Huaxi MR Research Center (HMRRC), Department of Radiology, Functional and Molecular Imaging Key Laboratory of Sichuan Province, National Clinical Research Center for Geriatrics, West China Hospital, Sichuan University, Chengdu, 610041, People's Republic of China.
Research Institute for Biomaterials, Tech Institute for Advanced Materials, College of Materials Science and Engineering, NJTech-BARTY Joint Research Center for Innovative Medical Technology, Nanjing Tech University, Nanjing, 211816, People's Republic of China.
J Nanobiotechnology. 2021 Apr 19;19(1):111. doi: 10.1186/s12951-021-00854-z.
Nanocarriers-derived antitumor therapeutics are often associated with issues of limited tumor penetration and dissatisfactory antitumor efficacies. Some multistage delivery systems have been constructed to address these issues, but they are often accompanied with complicated manufacture processes and undesirable biocompatibility, which hinder their further application in clinical practices. Herein, a novel dual-responsive multi-pocket nanoparticle was conveniently constructed through self-assembly and cross-linking of amphiphilic methoxypolyethylene glycol-lipoic acid (mPEG-LA) conjugates to enhance tumor penetration and antitumor efficacy.
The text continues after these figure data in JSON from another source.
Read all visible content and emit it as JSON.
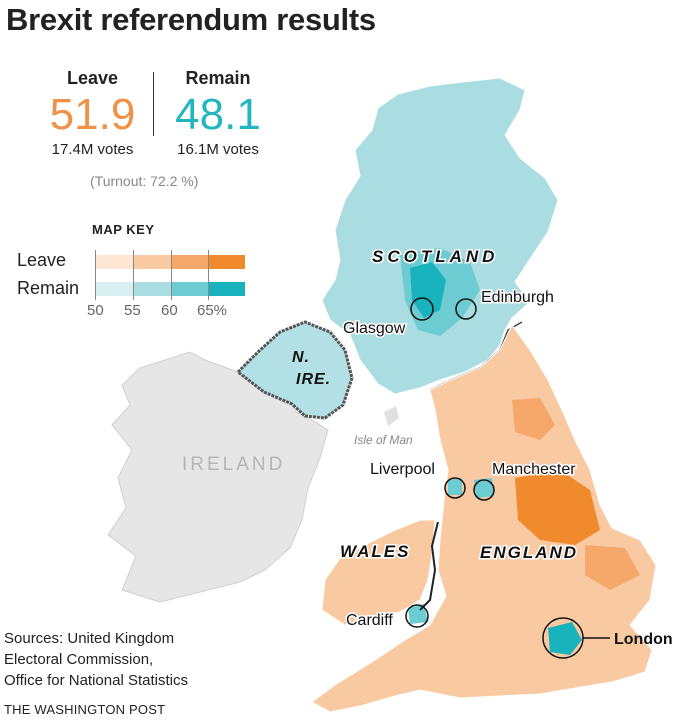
{
  "title": "Brexit referendum results",
  "leave": {
    "label": "Leave",
    "percent": "51.9",
    "votes": "17.4M votes",
    "color": "#f0914a"
  },
  "remain": {
    "label": "Remain",
    "percent": "48.1",
    "votes": "16.1M votes",
    "color": "#23b6c0"
  },
  "turnout": "(Turnout: 72.2 %)",
  "map_key": {
    "title": "MAP KEY",
    "leave_label": "Leave",
    "remain_label": "Remain",
    "ticks": [
      "50",
      "55",
      "60",
      "65%"
    ],
    "leave_colors": [
      "#fde6d3",
      "#f9c9a1",
      "#f6a86b",
      "#f08a2c"
    ],
    "remain_colors": [
      "#d9f0f2",
      "#a9dde2",
      "#6dcbd2",
      "#18b3bd"
    ]
  },
  "regions": {
    "scotland": "SCOTLAND",
    "wales": "WALES",
    "england": "ENGLAND",
    "nire": [
      "N.",
      "IRE."
    ],
    "ireland": "IRELAND",
    "isle_of_man": "Isle of Man"
  },
  "cities": {
    "glasgow": "Glasgow",
    "edinburgh": "Edinburgh",
    "liverpool": "Liverpool",
    "manchester": "Manchester",
    "cardiff": "Cardiff",
    "london": "London"
  },
  "sources": [
    "Sources: United Kingdom",
    "Electoral Commission,",
    "Office for National Statistics"
  ],
  "credit": "THE WASHINGTON POST"
}
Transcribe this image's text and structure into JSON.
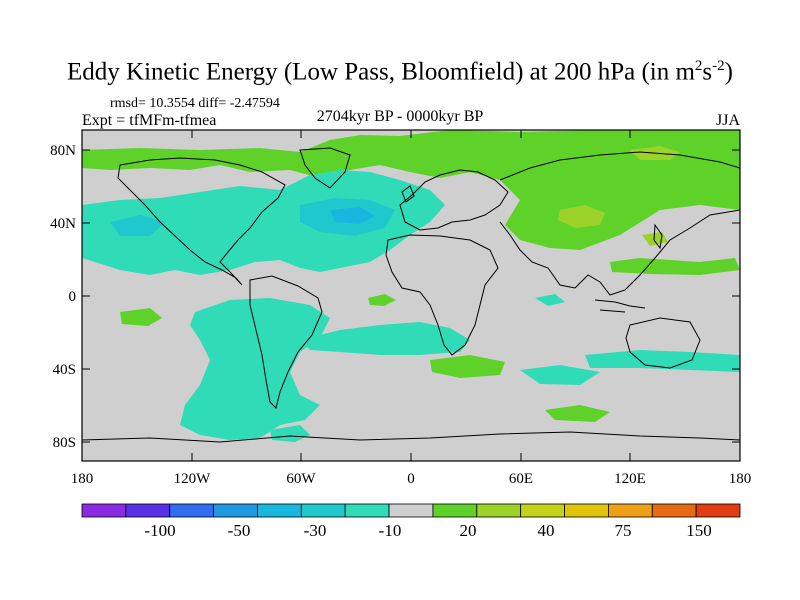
{
  "title": {
    "main": "Eddy Kinetic Energy (Low Pass, Bloomfield) at 200 hPa (in m",
    "sup1": "2",
    "mid": "s",
    "sup2": "-2",
    "end": ")"
  },
  "stats": "rmsd= 10.3554 diff= -2.47594",
  "expt": "Expt = tfMFm-tfmea",
  "period": "2704kyr BP - 0000kyr BP",
  "season": "JJA",
  "map": {
    "lat_ticks": [
      "80N",
      "40N",
      "0",
      "40S",
      "80S"
    ],
    "lon_ticks": [
      "180",
      "120W",
      "60W",
      "0",
      "60E",
      "120E",
      "180"
    ]
  },
  "colorbar": {
    "colors": [
      "#8a2be2",
      "#5a32e6",
      "#2f6ef0",
      "#1f9ae0",
      "#18b8de",
      "#1ec8cc",
      "#30dcb8",
      "#cfcfcf",
      "#5fd22a",
      "#9cd22a",
      "#c4d21c",
      "#e0c40a",
      "#eea016",
      "#e66a14",
      "#e23c12"
    ],
    "labels": [
      "-100",
      "-50",
      "-30",
      "-10",
      "20",
      "40",
      "75",
      "150"
    ]
  }
}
The multi-pocket nanoparticles (MPNs) had a relatively large size of ~ 170 nm at physiological pH which results in prolonged blood circulation and enhanced accumulation at the tumor site. But once extravasated into acidic tumor interstices, the increased solubility of PEG led to breakage of the supramolecular nanostructure and dissolution of MPNs to small-sized (< 20 nm) nanoparticles, promoting deep penetration and distribution in tumor tissues. Furthermore, MPNs exhibited not only an excellent stable nanostructure for antitumor doxorubicin (DOX) loading, but rapid dissociation of the nanostructure under an intracellular reductive environment. With the capacity of long blood circulation, deep tumor penetration and fast intracellular drug release, the DOX-loaded multi-pocket nanoparticles demonstrated superior antitumor activities against large 4T1 tumor (~ 250 mm) bearing mice with reduced side effect.
Our facile fabrication of multi-pocket nanoparticles provided a promising way in improving solid tumor penetration and achieving a great therapeutic efficacy.
纳米载体衍生的抗肿瘤治疗药物常存在肿瘤穿透性有限和抗肿瘤疗效不理想的问题。一些多阶段递药系统已被构建用于解决这些问题,但它们通常伴随着复杂的制造工艺和不理想的生物相容性,这阻碍了它们在临床实践中的进一步应用。在此,通过两亲性甲氧基聚乙二醇-硫辛酸(mPEG-LA)缀合物的自组装和交联,方便地构建了一种新型的双响应多口袋纳米粒子,以增强肿瘤穿透性和抗肿瘤疗效。
多口袋纳米粒子(MPNs)在生理 pH 下具有约 170nm 的相对较大尺寸,这导致其在血液循环中延长,并增强在肿瘤部位的积累。但一旦渗出到酸性肿瘤间隙中,PEG 的溶解度增加会导致超分子纳米结构的破裂和 MPNs 的溶解成小尺寸(<20nm)纳米粒子,促进在肿瘤组织中的深层穿透和分布。此外,MPNs 不仅表现出优异的稳定的纳米结构用于载抗肿瘤阿霉素(DOX),而且在细胞内还原环境下能够快速解离纳米结构。具有长血液循环、深层肿瘤穿透和快速细胞内药物释放的能力,载 DOX 的多口袋纳米粒子对具有大 4T1 肿瘤(约 250mm)的荷瘤小鼠表现出优异的抗肿瘤活性,同时降低了副作用。
我们简便的多口袋纳米粒子的制备方法为提高实体瘤穿透性和实现良好的治疗效果提供了一种有前景的方法。